SPIEGEL ONLINE: Denken Sie, dass Sie die politischen Positionen des Forschungsministeriums tragen könnten?

Donnerhacke: Eine politische Gängelung über die Finanzschiene seitens eines Ministeriums würde zumindest bei mir zu unangenehmen Folgen führen. Ich bin mindestens in der Hinsicht ein Querkopf, der die notwendige Konfrontation, bei Bedarf auch öffentlich, nicht scheut.

SPIEGEL ONLINE: Haben Sie den Eindruck, dass Regierung und Industrielobby lieber altgediente Leute in Gremien wie Icann sehen wollen?

Donnerhacke: Ja. Das ist ja auch nur zu verständlich.

SPIEGEL ONLINE: Was sind für Sie die wesentlichen Punkte, die Sie bei Icann anbringen wollen?

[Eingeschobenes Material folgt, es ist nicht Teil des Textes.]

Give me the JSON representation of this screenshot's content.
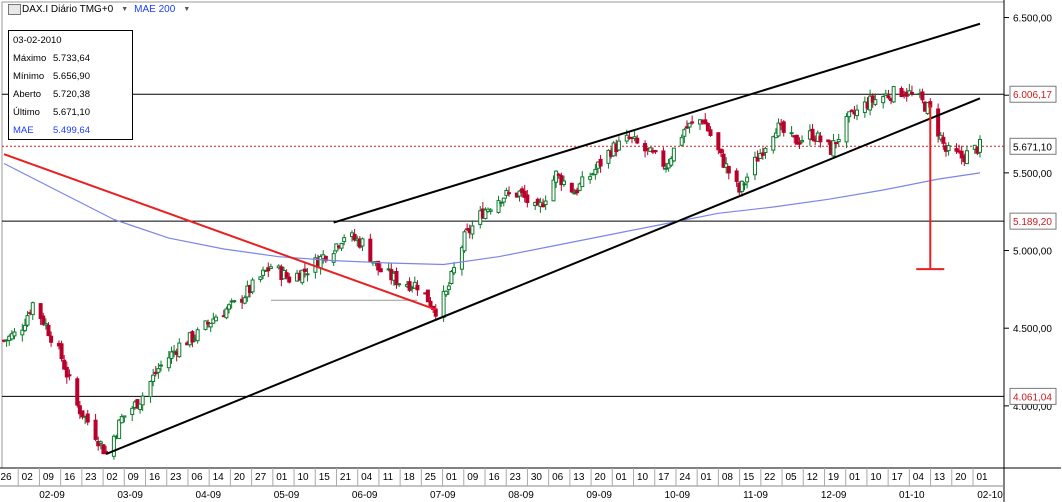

Donnerhacke: Mir geht es um Stabilität und Zuverlässigkeit der Registraturdienste. Ich möchte das Feld nicht den Wirtschaftlern und Markenrechtlern überlassen, die eine TLD ".coco-cola" oder ".mercedes" durchzusetzen suchen. Auch die Gerichte sind nicht immer gute Ratgeber, wenn man an den Leipziger Fall mit der Telefonnummer 4711 für eine Taxifirma zurückdenkt. Soll in Zukunft die WIPO über 47.11.0.0/16 entscheiden? Auch wenn Marketingabteilungen den Unterschied zwischen Anschriftsadresse und Stichwortsystem nicht begreifen können, so ist er deswegen immer noch vorhanden. Ich kann das auch zwischen den Streitparteien vermitteln. Das habe ich im Usenet geübt.